The habitability of icy environments may be limited by low temperature, low nutrient concentrations, high solute concentrations and the physical ice matrix. The basal ice of ice sheets and glaciers contains sediments that may be a source of nutrients for microbial activity. Here we quantify microbial respiration and active cell populations of Antarctic glacial isolates Paenisporosarcina sp. B5 and Chryseobacterium sp. V3519-10 in laboratory ices with abundant nutrients at temperatures from -4°C to -33°C. At all temperatures, initial high rates of metabolism were followed by lower rates suggestive of a non-reproductive metabolic state such as maintenance or dormancy.

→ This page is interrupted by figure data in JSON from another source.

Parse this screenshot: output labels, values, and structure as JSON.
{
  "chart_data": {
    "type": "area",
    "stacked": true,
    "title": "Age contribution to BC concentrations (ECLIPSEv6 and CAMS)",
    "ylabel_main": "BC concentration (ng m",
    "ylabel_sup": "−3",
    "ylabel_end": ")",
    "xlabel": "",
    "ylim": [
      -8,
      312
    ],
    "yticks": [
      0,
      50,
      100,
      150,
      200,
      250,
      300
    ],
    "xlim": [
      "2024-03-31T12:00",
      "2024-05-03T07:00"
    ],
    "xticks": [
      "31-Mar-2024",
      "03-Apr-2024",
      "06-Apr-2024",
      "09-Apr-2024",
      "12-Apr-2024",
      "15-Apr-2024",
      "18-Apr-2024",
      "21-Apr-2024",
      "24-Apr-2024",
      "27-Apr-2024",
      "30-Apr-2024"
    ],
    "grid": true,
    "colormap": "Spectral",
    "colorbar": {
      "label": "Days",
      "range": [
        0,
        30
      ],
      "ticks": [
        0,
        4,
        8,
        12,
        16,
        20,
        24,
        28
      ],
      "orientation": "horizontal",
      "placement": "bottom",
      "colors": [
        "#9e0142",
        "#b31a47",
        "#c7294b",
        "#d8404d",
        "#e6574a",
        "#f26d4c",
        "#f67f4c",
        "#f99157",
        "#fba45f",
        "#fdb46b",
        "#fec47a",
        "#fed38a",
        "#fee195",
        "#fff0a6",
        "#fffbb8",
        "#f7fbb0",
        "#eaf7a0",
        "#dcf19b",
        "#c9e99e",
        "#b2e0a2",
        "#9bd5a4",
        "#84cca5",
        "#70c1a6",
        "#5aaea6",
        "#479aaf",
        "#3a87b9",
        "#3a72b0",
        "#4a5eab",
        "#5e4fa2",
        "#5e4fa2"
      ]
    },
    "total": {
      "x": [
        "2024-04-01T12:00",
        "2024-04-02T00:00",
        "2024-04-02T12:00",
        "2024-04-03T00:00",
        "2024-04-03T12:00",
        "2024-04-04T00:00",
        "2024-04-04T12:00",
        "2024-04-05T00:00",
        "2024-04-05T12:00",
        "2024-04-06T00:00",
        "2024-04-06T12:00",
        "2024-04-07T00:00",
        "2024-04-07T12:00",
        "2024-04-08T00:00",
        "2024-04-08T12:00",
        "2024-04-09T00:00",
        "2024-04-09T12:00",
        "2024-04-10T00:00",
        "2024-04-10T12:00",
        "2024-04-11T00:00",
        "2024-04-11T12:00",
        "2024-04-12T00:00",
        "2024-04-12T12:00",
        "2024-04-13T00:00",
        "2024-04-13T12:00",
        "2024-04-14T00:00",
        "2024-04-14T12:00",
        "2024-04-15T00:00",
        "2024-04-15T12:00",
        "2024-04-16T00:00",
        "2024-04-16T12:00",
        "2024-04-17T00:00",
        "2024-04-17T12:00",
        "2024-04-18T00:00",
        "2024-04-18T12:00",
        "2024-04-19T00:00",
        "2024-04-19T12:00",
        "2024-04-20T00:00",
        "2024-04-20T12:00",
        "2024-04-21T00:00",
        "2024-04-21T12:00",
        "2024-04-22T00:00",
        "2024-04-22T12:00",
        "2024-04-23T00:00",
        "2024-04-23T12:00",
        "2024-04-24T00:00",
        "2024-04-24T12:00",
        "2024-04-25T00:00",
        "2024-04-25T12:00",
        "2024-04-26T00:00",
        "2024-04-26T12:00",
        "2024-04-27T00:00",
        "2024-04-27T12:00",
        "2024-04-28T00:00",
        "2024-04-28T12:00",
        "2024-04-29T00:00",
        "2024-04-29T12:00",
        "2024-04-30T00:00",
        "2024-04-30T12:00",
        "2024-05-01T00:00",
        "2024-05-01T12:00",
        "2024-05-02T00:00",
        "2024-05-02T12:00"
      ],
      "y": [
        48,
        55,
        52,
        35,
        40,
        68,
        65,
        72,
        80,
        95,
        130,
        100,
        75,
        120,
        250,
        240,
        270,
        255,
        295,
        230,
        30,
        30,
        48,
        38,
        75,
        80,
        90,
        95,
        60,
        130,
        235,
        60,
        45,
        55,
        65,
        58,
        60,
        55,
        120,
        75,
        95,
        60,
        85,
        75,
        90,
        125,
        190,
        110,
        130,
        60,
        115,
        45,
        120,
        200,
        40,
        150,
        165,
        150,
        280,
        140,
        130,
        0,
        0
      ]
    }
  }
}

Metabolism was sustained by viable cells as quantified via culturability, CTC reduction and LIVE/DEAD staining. Respiration rates based on active cell populations did not correspond to rates representative of reproductive growth from the literature, but suggested lower levels of metabolism. Our data demonstrated that bacteria actively respired acetate in polycrystalline ice with abundant nutrients despite low temperatures and the physical ice matrix. Our results suggest that the debris-rich basal ice that exists at temperatures just below the freezing point and underlies portions of both the Greenland and Antarctic ice sheets represents a significant potential habitat for metabolically active microbial communities.